Normality tests are misleading and a waste of your time!

Published in

Towards Data Science

4 min readAug 4, 2020

I see a lot of data scientists using tests such as the Shapiro-Wilk test and the Kolmogorov–Smirnov to test for normality. Stop doing this. Just stop. If you’re not yet convinced (and I don’t blame you!), let me show you why these are a waste of your time.

Why do we care about normality?

We should care about normality. It’s an important assumption that underpins a wide variety of statistical procedures. We should always be sure of our assumptions and make efforts to check that they are correct. However, normality tests are not the way for us to do this.

However, in large samples (n > 30) which most of our work as data scientists is based upon the Central Limit Theorem usually applies and we need not worry about the normality of our data. But in cases where it does not apply let’s consider how we can check for normality in a range of different samples.

Normality testing in small samples

First let us consider a small sample. Say n=10. Let’s look at the histogram for this data.

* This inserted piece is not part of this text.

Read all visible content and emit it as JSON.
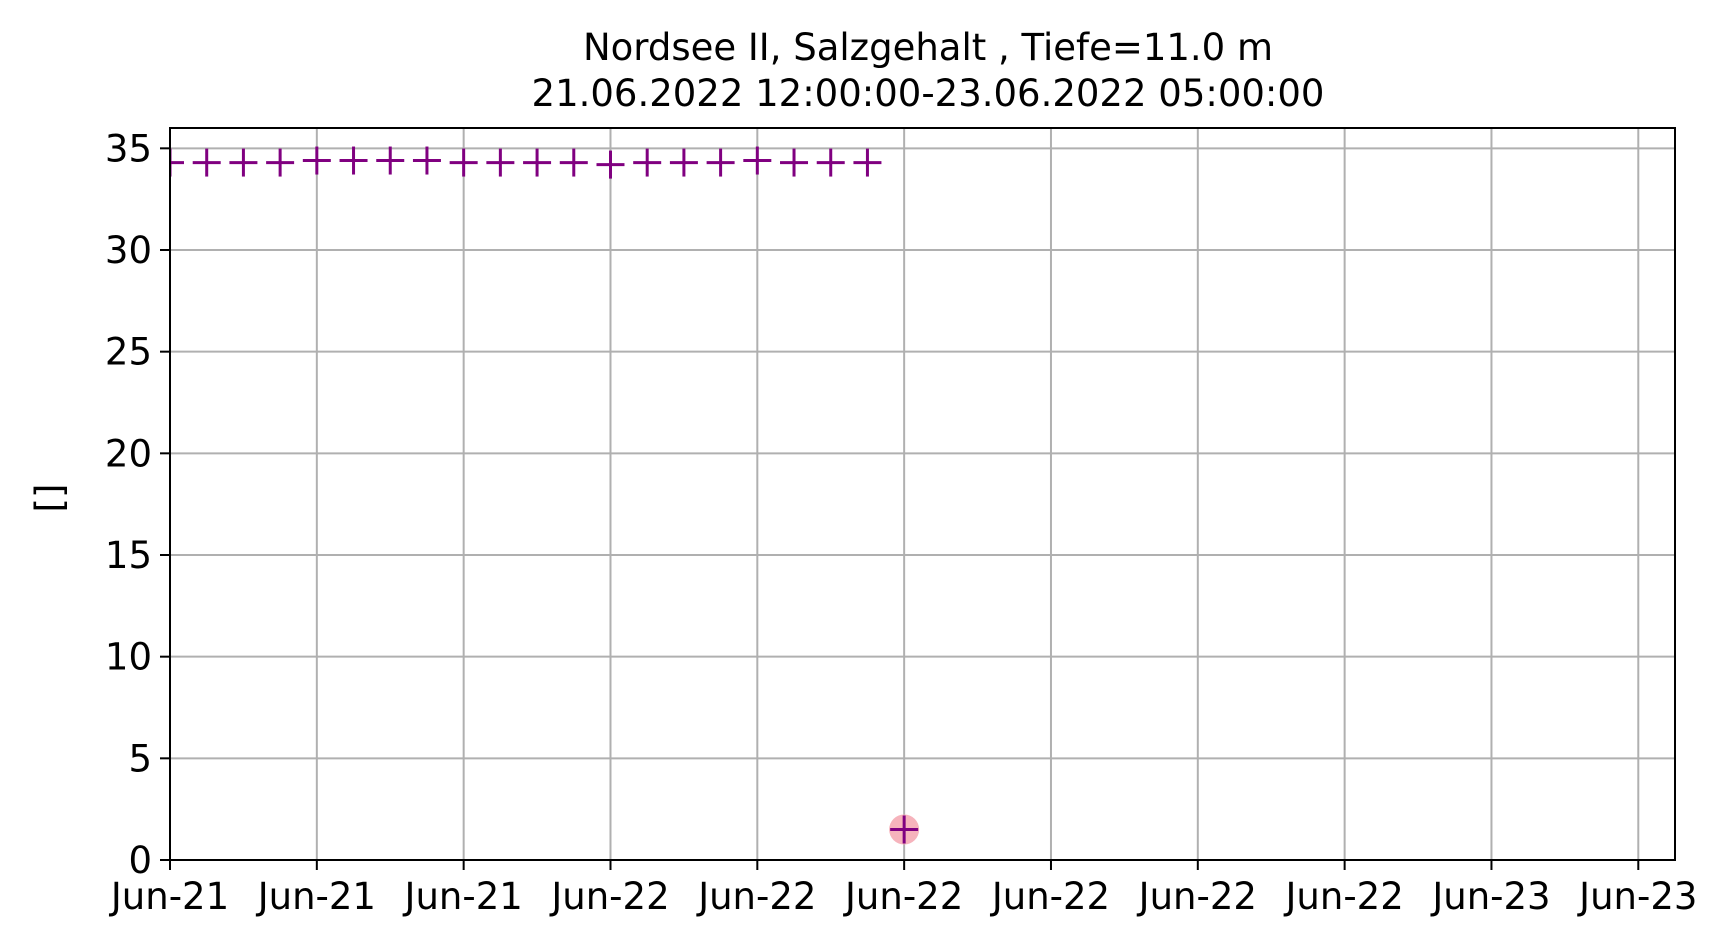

Histogram of x (n=10). (Image by author)

Is this normally distributed? Doesn’t really look like it — does it? Hopefully you’re with me and accept that this isn’t normally distributed. Now let’s perform the Shapiro-Wilk test on this data.

Oh. p=0.53. No evidence to suggest that x is not normally distributed. Hmm. What do you conclude then. Well, of course, not being evidence that x is not normally distributed does not mean that x is normally distributed. What’s actually happening is that in small samples the tests are underpowered to detect deviations from normality.

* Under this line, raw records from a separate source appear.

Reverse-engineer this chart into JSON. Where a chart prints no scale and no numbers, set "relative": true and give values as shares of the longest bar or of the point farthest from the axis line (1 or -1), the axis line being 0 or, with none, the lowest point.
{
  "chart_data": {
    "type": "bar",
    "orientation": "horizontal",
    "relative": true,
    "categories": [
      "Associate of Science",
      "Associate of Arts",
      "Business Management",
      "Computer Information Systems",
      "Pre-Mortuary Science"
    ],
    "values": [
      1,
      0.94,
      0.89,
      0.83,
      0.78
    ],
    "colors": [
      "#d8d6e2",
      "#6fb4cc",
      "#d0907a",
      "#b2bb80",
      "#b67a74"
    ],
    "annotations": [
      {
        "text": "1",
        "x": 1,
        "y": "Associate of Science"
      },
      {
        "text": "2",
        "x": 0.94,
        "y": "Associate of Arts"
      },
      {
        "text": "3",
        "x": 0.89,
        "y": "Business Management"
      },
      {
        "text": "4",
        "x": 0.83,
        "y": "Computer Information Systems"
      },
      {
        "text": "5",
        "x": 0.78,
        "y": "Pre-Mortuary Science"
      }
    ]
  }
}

Normal Q-Q Plot of x (n=10). (Image by author)

The best way to assess normality is through the use of a quantile-quantile plot — Q-Q plot for short. If the data is normally distributed we would expect to see a straight line. This data shows some deviation from normality, the line is not very straight. There appears to be some issues in the tail. Admittedly, without more data it is hard to say.

With this data, I would have concerns about assuming normality as there appears to be some deviation in the Q-Q plot and in the histogram. But, if we had just relied on our normality test, we wouldn’t have picked this up. This is because the test is underpowered in small samples.

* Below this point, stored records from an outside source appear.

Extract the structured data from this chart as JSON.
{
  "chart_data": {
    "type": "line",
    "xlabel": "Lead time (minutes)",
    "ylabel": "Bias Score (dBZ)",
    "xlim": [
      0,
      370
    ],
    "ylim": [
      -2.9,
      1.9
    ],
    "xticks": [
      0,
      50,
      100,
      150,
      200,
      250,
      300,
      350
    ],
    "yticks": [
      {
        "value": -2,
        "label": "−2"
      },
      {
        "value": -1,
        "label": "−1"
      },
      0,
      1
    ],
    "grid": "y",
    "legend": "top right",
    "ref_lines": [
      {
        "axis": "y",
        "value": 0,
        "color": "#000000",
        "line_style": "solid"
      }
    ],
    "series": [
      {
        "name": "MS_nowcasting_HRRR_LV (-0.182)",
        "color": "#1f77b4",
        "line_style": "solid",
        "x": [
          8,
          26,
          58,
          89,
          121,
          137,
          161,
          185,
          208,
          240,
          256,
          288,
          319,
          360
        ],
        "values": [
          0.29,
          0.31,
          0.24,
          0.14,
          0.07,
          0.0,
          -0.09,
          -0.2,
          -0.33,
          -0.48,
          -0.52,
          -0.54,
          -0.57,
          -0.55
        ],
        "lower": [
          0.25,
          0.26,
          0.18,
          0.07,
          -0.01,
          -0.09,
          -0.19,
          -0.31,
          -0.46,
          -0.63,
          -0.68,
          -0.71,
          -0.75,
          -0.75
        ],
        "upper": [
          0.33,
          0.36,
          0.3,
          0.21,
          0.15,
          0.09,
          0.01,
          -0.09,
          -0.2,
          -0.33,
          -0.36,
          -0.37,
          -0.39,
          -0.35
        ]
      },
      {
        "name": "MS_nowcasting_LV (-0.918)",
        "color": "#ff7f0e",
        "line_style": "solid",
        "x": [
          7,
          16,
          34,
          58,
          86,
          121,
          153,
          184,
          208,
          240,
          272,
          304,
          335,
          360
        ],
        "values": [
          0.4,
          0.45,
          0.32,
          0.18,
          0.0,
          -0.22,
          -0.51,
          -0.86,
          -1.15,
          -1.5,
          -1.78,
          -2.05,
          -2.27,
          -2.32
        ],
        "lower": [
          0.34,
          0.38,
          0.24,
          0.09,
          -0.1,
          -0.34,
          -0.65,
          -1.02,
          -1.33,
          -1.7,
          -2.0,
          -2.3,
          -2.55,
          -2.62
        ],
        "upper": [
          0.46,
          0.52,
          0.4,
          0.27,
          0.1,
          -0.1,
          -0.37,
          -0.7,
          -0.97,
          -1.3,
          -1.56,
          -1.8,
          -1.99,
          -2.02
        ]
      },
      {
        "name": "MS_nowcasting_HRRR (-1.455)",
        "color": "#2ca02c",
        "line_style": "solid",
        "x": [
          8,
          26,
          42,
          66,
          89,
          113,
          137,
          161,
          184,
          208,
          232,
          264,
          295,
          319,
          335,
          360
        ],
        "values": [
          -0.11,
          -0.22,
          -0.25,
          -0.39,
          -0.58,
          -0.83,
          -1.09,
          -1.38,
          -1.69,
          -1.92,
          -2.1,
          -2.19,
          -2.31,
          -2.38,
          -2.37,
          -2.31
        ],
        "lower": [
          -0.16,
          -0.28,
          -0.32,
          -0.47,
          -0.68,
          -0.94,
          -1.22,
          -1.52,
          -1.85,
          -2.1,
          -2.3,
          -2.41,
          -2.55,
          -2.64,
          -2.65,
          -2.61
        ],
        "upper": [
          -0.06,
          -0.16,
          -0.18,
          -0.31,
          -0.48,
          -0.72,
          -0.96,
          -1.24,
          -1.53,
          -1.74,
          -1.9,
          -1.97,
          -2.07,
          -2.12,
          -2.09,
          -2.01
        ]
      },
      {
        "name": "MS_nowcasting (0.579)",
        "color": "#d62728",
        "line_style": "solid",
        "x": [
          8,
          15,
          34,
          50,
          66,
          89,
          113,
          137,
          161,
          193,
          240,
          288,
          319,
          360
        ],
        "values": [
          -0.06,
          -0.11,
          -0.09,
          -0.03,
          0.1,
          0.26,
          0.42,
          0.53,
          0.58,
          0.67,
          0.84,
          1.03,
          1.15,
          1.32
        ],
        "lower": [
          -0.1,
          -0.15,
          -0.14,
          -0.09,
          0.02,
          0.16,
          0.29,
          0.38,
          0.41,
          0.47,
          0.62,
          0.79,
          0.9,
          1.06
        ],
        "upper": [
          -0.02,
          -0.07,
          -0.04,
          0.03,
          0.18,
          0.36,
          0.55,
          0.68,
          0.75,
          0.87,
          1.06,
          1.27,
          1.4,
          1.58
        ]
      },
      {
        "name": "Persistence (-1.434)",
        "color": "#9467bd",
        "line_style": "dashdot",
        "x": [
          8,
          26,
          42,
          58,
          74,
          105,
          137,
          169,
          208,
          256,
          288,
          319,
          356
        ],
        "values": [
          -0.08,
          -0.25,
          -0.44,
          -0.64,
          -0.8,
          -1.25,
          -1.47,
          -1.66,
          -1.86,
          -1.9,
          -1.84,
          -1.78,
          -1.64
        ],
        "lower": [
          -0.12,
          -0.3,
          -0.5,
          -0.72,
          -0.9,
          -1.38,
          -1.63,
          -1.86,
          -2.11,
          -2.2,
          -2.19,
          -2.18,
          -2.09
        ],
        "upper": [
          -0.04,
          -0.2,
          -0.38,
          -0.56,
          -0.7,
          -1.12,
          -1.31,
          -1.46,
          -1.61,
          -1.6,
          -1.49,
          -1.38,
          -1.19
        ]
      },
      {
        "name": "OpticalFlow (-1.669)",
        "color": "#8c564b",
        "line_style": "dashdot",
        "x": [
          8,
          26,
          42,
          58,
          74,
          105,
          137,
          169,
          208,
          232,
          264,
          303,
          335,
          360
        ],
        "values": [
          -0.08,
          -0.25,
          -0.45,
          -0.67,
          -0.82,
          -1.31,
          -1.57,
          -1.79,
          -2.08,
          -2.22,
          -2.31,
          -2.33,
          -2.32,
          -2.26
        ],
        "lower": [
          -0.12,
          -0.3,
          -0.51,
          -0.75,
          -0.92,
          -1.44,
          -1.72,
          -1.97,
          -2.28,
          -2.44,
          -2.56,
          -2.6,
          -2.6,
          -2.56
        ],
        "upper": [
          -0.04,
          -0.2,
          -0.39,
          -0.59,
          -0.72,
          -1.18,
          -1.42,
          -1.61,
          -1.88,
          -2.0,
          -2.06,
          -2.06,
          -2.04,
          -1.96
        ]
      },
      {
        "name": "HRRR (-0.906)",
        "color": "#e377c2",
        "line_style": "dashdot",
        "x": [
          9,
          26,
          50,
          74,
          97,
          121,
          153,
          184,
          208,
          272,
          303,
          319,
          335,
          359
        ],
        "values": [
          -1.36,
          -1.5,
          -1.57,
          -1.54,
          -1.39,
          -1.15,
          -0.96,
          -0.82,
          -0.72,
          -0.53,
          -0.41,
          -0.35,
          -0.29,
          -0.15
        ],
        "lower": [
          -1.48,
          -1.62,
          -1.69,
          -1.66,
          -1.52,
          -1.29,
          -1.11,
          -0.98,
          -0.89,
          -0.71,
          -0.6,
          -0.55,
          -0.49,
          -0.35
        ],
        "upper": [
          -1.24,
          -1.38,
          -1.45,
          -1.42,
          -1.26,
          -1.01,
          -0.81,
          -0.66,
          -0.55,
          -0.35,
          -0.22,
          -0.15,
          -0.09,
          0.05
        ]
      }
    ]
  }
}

Normality testing in large samples

Now let’s take a look at normality testing in a large sample (n=5000). Let’s take a look at a histogram.

Histogram of x (n=5000). (Image by author)

I hope you’d all agree that this looks to be normally distributed. Okay, so what does the Shapiro-Wilk test say. Bazinga! p=0.001. There’s very strong evidence that x is not normally distributed. Oh dear. Well, let’s take a quick look at our Q-Q plot. Just to double check.

Normal Q-Q plot for x (n=5000). (Image by author)

Wow. This looks to be normally distributed. In fact, there shouldn’t be any doubt that this is normally distributed. But, the Shapiro-Wilk test says it isn’t.

What’s going on here? Well the Shapiro-Wilk test (and other normality tests) are designed to test for theoretical normality (i.e. the perfect bell curve). In small samples these tests are underpowered to detect quite major deviations from normality which can be easily detected through graphical methods. In larger samples these tests will detect even extremely minor deviations from theoretical normality that are not of practical concern.

Conclusion

Hopefully, I have shown you that normality tests are not of practical utility for data scientists. Don’t use them. Forget about them. At best, they are useless; at worst, they are misleading. If you want to assess the normality of some data, use Q-Q plots and histograms. They’ll give you a much clearer picture about the normality of your data.